Deutsche Übersetzung
Hallo und herzlich willkommen zu einer neuen Episode des Endlich Montag Jobsucher-Podcast! Heute habe ich einen Interviewpartner aus UK in meiner Show, sein Name ist Matt Alder und ich freue mich wirklich sehr darüber, ihn dabei zu haben und auch über meine erste Episode in Englisch. Hallo Matt.
Hallo und vielen Dank, dass ich in der Show sein darf.
Ich freue mich. Matt, bitte sag meinen Hörern, wer Du bist und was Dein Job ist. Was machst Du in UK?
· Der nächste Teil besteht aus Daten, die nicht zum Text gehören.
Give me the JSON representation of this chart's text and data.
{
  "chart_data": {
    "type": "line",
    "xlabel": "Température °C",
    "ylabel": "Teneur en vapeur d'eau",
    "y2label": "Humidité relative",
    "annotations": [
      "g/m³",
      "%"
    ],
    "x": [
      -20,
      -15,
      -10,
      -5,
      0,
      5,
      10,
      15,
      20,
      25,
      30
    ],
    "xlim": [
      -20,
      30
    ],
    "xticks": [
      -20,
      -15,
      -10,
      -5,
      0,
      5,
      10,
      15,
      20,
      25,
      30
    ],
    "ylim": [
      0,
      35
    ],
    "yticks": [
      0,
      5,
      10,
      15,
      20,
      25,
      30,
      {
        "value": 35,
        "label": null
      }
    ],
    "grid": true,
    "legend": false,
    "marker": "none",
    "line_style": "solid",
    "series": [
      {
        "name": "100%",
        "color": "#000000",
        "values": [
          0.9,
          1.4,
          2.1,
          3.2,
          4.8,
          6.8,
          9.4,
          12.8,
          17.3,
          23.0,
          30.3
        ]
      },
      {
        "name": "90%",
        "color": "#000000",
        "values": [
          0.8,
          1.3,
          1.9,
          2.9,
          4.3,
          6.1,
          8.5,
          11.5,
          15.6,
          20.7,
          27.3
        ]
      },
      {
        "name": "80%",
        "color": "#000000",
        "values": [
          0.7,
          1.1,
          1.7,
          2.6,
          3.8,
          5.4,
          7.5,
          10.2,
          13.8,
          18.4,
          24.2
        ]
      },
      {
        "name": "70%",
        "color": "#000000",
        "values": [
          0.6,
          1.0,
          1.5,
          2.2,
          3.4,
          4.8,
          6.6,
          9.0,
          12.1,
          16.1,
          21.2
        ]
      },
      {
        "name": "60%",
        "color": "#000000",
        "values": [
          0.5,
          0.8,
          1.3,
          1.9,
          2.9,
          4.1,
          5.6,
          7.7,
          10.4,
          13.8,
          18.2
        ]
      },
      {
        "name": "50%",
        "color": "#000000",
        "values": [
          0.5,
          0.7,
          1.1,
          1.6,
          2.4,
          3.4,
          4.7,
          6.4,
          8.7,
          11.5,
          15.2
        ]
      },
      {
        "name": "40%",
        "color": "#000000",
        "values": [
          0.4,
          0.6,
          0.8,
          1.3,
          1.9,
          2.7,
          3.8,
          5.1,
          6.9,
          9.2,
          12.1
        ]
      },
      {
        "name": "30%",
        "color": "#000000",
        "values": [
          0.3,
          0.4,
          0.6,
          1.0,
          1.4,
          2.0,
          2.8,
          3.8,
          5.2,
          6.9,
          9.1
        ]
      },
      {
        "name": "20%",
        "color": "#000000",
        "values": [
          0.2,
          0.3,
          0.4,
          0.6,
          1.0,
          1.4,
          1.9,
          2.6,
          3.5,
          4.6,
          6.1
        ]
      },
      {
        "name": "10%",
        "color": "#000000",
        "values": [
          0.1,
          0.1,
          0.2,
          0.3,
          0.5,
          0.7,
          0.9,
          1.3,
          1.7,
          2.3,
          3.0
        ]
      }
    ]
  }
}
Na klar. Mein Name ist Matt Alder und ich mache verschiedene Sachen.
Der Hauptteil meiner Arbeit besteht darin, mit unterschiedlichen Arbeitgebern zusammenzuarbeiten und ihnen dabei zu helfen, die Art und Weise, wie sie Talente auf ihre Organisationen aufmerksam machen, innovativer zu gestalten. Ich helfe ihnen bei den Rekrutierungsprozessen und beim Personalmarketing und beim Umgang mit Technologien, die die Arbeitgeber vielleicht dafür nutzen.
Außerdem bin Autor. Ich habe das Buch „Exceptional Talent“ (Außergewöhnliches Talent) geschrieben, das im Mai weltweit veröffentlich wurde. Darin geht es darum, was Unternehmen tun müssen, um ihre Organisationen für die besten Talente attraktiv zu machen.
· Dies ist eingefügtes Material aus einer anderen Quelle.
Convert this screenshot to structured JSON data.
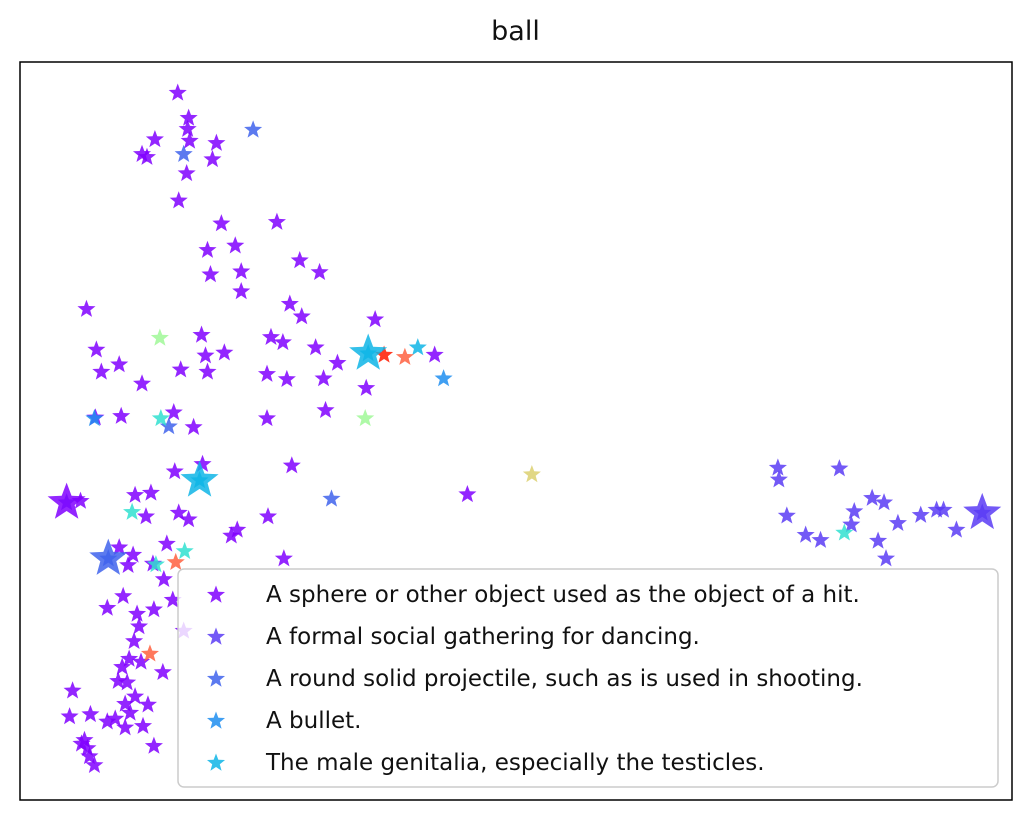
{
  "chart_data": {
    "type": "scatter",
    "title": "ball",
    "xlabel": "",
    "ylabel": "",
    "xlim": [
      0,
      100
    ],
    "ylim": [
      0,
      100
    ],
    "ticks_visible": false,
    "grid": false,
    "legend_placement": "lower-right",
    "marker": "star",
    "legend": [
      {
        "label": "A sphere or other object used as the object of a hit.",
        "color": "#8000ff"
      },
      {
        "label": "A formal social gathering for dancing.",
        "color": "#5a3cf5"
      },
      {
        "label": "A round solid projectile, such as is used in shooting.",
        "color": "#3f63ec"
      },
      {
        "label": "A bullet.",
        "color": "#1f8ef0"
      },
      {
        "label": "The male genitalia, especially the testicles.",
        "color": "#0fb5e6"
      }
    ],
    "series": [
      {
        "name": "A sphere or other object used as the object of a hit.",
        "color": "#8000ff",
        "points": [
          [
            15.9,
            95.8
          ],
          [
            17.0,
            92.4
          ],
          [
            16.9,
            90.9
          ],
          [
            13.6,
            89.5
          ],
          [
            12.3,
            87.5
          ],
          [
            12.8,
            87.1
          ],
          [
            17.1,
            89.3
          ],
          [
            19.8,
            89.0
          ],
          [
            19.4,
            86.8
          ],
          [
            16.8,
            84.9
          ],
          [
            16.0,
            81.2
          ],
          [
            20.3,
            78.1
          ],
          [
            25.9,
            78.3
          ],
          [
            18.9,
            74.5
          ],
          [
            21.7,
            75.1
          ],
          [
            28.2,
            73.1
          ],
          [
            19.2,
            71.2
          ],
          [
            22.3,
            71.6
          ],
          [
            30.2,
            71.5
          ],
          [
            22.3,
            68.9
          ],
          [
            27.2,
            67.2
          ],
          [
            6.7,
            66.5
          ],
          [
            28.4,
            65.5
          ],
          [
            35.8,
            65.1
          ],
          [
            18.3,
            63.0
          ],
          [
            25.3,
            62.7
          ],
          [
            26.5,
            62.0
          ],
          [
            7.7,
            61.0
          ],
          [
            18.7,
            60.2
          ],
          [
            20.6,
            60.6
          ],
          [
            29.8,
            61.3
          ],
          [
            10.0,
            59.0
          ],
          [
            8.2,
            58.0
          ],
          [
            16.2,
            58.3
          ],
          [
            18.9,
            58.0
          ],
          [
            24.9,
            57.7
          ],
          [
            26.9,
            57.0
          ],
          [
            30.6,
            57.1
          ],
          [
            32.0,
            59.2
          ],
          [
            41.8,
            60.3
          ],
          [
            12.3,
            56.4
          ],
          [
            34.9,
            55.8
          ],
          [
            30.8,
            52.8
          ],
          [
            15.5,
            52.5
          ],
          [
            24.9,
            51.7
          ],
          [
            10.2,
            52.0
          ],
          [
            17.5,
            50.5
          ],
          [
            7.6,
            51.8
          ],
          [
            18.4,
            45.5
          ],
          [
            27.4,
            45.3
          ],
          [
            15.6,
            44.5
          ],
          [
            11.6,
            41.3
          ],
          [
            13.2,
            41.6
          ],
          [
            45.1,
            41.4
          ],
          [
            6.1,
            40.5
          ],
          [
            16.0,
            38.9
          ],
          [
            25.0,
            38.4
          ],
          [
            12.7,
            38.4
          ],
          [
            17.0,
            38.0
          ],
          [
            21.9,
            36.6
          ],
          [
            21.3,
            35.8
          ],
          [
            14.8,
            34.7
          ],
          [
            10.0,
            34.2
          ],
          [
            11.4,
            33.2
          ],
          [
            26.6,
            32.7
          ],
          [
            13.4,
            32.0
          ],
          [
            10.9,
            31.8
          ],
          [
            14.5,
            29.9
          ],
          [
            10.4,
            27.6
          ],
          [
            15.4,
            27.1
          ],
          [
            8.8,
            26.0
          ],
          [
            13.5,
            25.8
          ],
          [
            11.8,
            25.2
          ],
          [
            12.0,
            23.5
          ],
          [
            16.5,
            22.9
          ],
          [
            11.5,
            21.5
          ],
          [
            11.0,
            19.1
          ],
          [
            12.2,
            18.7
          ],
          [
            10.3,
            18.0
          ],
          [
            9.9,
            16.1
          ],
          [
            14.4,
            17.3
          ],
          [
            10.8,
            15.9
          ],
          [
            5.3,
            14.8
          ],
          [
            11.6,
            14.0
          ],
          [
            10.6,
            13.0
          ],
          [
            12.9,
            12.9
          ],
          [
            7.1,
            11.6
          ],
          [
            5.0,
            11.3
          ],
          [
            11.1,
            11.8
          ],
          [
            9.6,
            11.0
          ],
          [
            8.8,
            10.6
          ],
          [
            12.4,
            10.0
          ],
          [
            10.6,
            9.8
          ],
          [
            6.5,
            8.1
          ],
          [
            6.2,
            7.6
          ],
          [
            13.5,
            7.3
          ],
          [
            6.8,
            7.0
          ],
          [
            7.0,
            5.9
          ],
          [
            7.5,
            4.7
          ]
        ]
      },
      {
        "name": "A formal social gathering for dancing.",
        "color": "#5a3cf5",
        "points": [
          [
            4.7,
            40.3
          ],
          [
            76.4,
            45.0
          ],
          [
            76.5,
            43.4
          ],
          [
            82.6,
            44.9
          ],
          [
            85.9,
            40.9
          ],
          [
            87.1,
            40.3
          ],
          [
            84.1,
            39.1
          ],
          [
            92.4,
            39.3
          ],
          [
            93.1,
            39.3
          ],
          [
            97.0,
            38.9
          ],
          [
            90.8,
            38.6
          ],
          [
            77.3,
            38.5
          ],
          [
            88.5,
            37.5
          ],
          [
            83.8,
            37.3
          ],
          [
            94.4,
            36.6
          ],
          [
            79.2,
            35.9
          ],
          [
            80.7,
            35.2
          ],
          [
            86.5,
            35.1
          ],
          [
            87.3,
            32.7
          ]
        ]
      },
      {
        "name": "A round solid projectile, such as is used in shooting.",
        "color": "#3f63ec",
        "points": [
          [
            23.5,
            90.8
          ],
          [
            16.5,
            87.5
          ],
          [
            31.4,
            40.8
          ],
          [
            8.9,
            32.7
          ],
          [
            15.0,
            50.6
          ]
        ]
      },
      {
        "name": "A bullet.",
        "color": "#1f8ef0",
        "points": [
          [
            42.7,
            57.1
          ],
          [
            7.5,
            51.7
          ]
        ]
      },
      {
        "name": "The male genitalia, especially the testicles.",
        "color": "#0fb5e6",
        "points": [
          [
            35.1,
            60.5
          ],
          [
            18.1,
            43.3
          ],
          [
            40.1,
            61.3
          ]
        ]
      },
      {
        "name": "",
        "color": "#30e0d0",
        "points": [
          [
            11.3,
            39.0
          ],
          [
            16.6,
            33.7
          ],
          [
            13.7,
            31.9
          ],
          [
            14.2,
            51.7
          ],
          [
            83.1,
            36.2
          ]
        ]
      },
      {
        "name": "",
        "color": "#a0f898",
        "points": [
          [
            14.1,
            62.6
          ],
          [
            34.8,
            51.7
          ]
        ]
      },
      {
        "name": "",
        "color": "#dcd070",
        "points": [
          [
            51.6,
            44.1
          ]
        ]
      },
      {
        "name": "",
        "color": "#ff6040",
        "points": [
          [
            15.7,
            32.2
          ],
          [
            13.1,
            19.8
          ],
          [
            38.8,
            60.0
          ]
        ]
      },
      {
        "name": "",
        "color": "#ff1a00",
        "points": [
          [
            36.7,
            60.3
          ]
        ]
      }
    ],
    "large_points": [
      {
        "x": 4.7,
        "y": 40.3,
        "color": "#8000ff"
      },
      {
        "x": 97.0,
        "y": 38.9,
        "color": "#5a3cf5"
      },
      {
        "x": 8.9,
        "y": 32.7,
        "color": "#3f63ec"
      },
      {
        "x": 35.1,
        "y": 60.5,
        "color": "#0fb5e6"
      },
      {
        "x": 18.1,
        "y": 43.3,
        "color": "#0fb5e6"
      }
    ]
  }
}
Und drittens bin ich ein Podcast-Kollege. Ich veröffentliche einen wöchentlich erscheinenden Podcast zum Thema Rekrutierung. Es ist eine interessante Erfahrung, in dieser Show auf der anderen Seite des Tisches zu sein.
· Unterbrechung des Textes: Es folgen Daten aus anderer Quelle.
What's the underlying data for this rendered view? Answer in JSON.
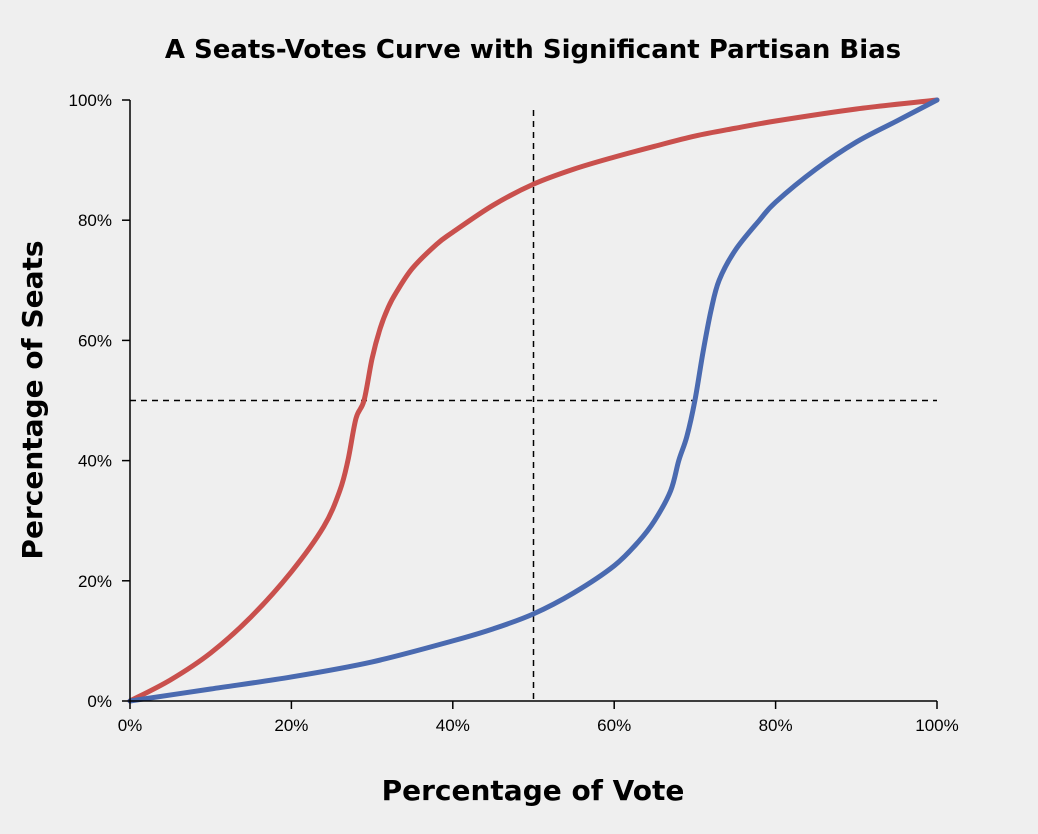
{
  "chart_data": {
    "type": "line",
    "title": "A Seats-Votes Curve with Significant Partisan Bias",
    "xlabel": "Percentage of Vote",
    "ylabel": "Percentage of Seats",
    "xlim": [
      0,
      100
    ],
    "ylim": [
      0,
      100
    ],
    "x_ticks": [
      0,
      20,
      40,
      60,
      80,
      100
    ],
    "x_tick_labels": [
      "0%",
      "20%",
      "40%",
      "60%",
      "80%",
      "100%"
    ],
    "y_ticks": [
      0,
      20,
      40,
      60,
      80,
      100
    ],
    "y_tick_labels": [
      "0%",
      "20%",
      "40%",
      "60%",
      "80%",
      "100%"
    ],
    "grid": false,
    "legend": "none",
    "reference_lines": [
      {
        "orientation": "vertical",
        "x": 50,
        "style": "dashed"
      },
      {
        "orientation": "horizontal",
        "y": 50,
        "style": "dashed"
      }
    ],
    "series": [
      {
        "color": "#c9504d",
        "x": [
          0,
          5,
          10,
          15,
          20,
          24,
          26,
          27,
          28,
          29,
          30,
          31,
          32,
          33,
          35,
          38,
          40,
          45,
          50,
          55,
          60,
          65,
          70,
          75,
          80,
          90,
          100
        ],
        "y": [
          0,
          3.5,
          8,
          14,
          21.5,
          29,
          35,
          40,
          47,
          50,
          57,
          62,
          65.5,
          68,
          72,
          76,
          78,
          82.5,
          86,
          88.5,
          90.5,
          92.3,
          94,
          95.3,
          96.5,
          98.5,
          100
        ]
      },
      {
        "color": "#4a6ab0",
        "x": [
          0,
          10,
          20,
          30,
          40,
          45,
          50,
          55,
          60,
          63,
          65,
          67,
          68,
          69,
          70,
          71,
          72,
          73,
          75,
          78,
          80,
          85,
          90,
          95,
          100
        ],
        "y": [
          0,
          2,
          4,
          6.5,
          10,
          12,
          14.5,
          18,
          22.5,
          26.5,
          30,
          35,
          40,
          44,
          50,
          58,
          65,
          70,
          75,
          80,
          83,
          88.5,
          93,
          96.5,
          100
        ]
      }
    ]
  }
}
Ich kann Deinen Podcast nur empfehlen. Ich denke darüber nach etwas ähnliches in Deutsch zu machen. Wer weiß, eines Tages ist es so weit … 😉
Weißt Du, wie ähnlich oder unterschiedlich die Arbeitsmärkte in UK und Deutschland sind? Ich frage, weil ich vor ungefähr 20 Jahren in Irland gearbeitet habe. Bei der Jobsuche habe ich Anschreiben und Lebensläufe verschickt und dann festgestellt, dass alles über Arbeitsvermittler zu laufen scheint. Ich weiß nicht, was sich in den vergangenen 20 Jahren getan hat und wie die Lage in UK ist. Kannst Du uns etwas dazu sagen?
Im Vollzeit-Markt spielen Vermittler keine Rolle
Natürlich. Arbeitsvermittler spielen bei der Personalgewinnung in UK immer noch eine wichtige Rolle. Die meisten Arbeitgeber nutzen Arbeitsvermittler in größerem oder kleinerem Umfang. Speziell in Arbeitsmärkten mit Werk- und Zeitverträge haben Arbeitsvermittler einen großen Markt. Im Vollzeit-Arbeitsmarkt spielen die Arbeitsvermittler keine Rolle. Dort arbeiten die Arbeitgeber immer mehr daran, die Leute direkt zu rekrutieren. Damit wollen sie Zeit und Geld einsparen, das sie für Arbeitsvermittler aufwenden müssten.
UK bietet im Moment ein recht interessantes Bild. Es gibt immer noch eine Menge Stellen, die über Arbeitsvermittler besetzt werden. Aber da ist auch eine stark wachsende Zahl an Arbeitgebern, die die Leute direkt rekrutieren wollen. Die wollen sich die neuen Technologien und die neue Art über Rekrutierung zu denken, zunutze machen, um damit in der Lage zu sein, die Personalgewinnung selbst in die Hand zu nehmen.
„Aktive Personalgewinnung nimmt definitiv zu!“
Direkt rekrutieren: Meinst Du damit Active Sourcing? Oder reden wir über Stellenanzeigen auf Firmenwebseiten? Oder was sonst meinst Du?
Um ehrlich zu sein, ist es ein bunter Mix aus Dingen, die gemacht werden. Vieles hängt davon ab, in welchen Kreisen ein Unternehmen unterwegs ist. Bei wissenschaftlichen und technischen Stellen gibt es zum Beispiel im Moment einen Mangel an Leuten mit den passenden Fähigkeiten in UK, weswegen die Unternehmen bei diesen Stellen in der Personalgewinnung viel proaktiver unterwegs sind.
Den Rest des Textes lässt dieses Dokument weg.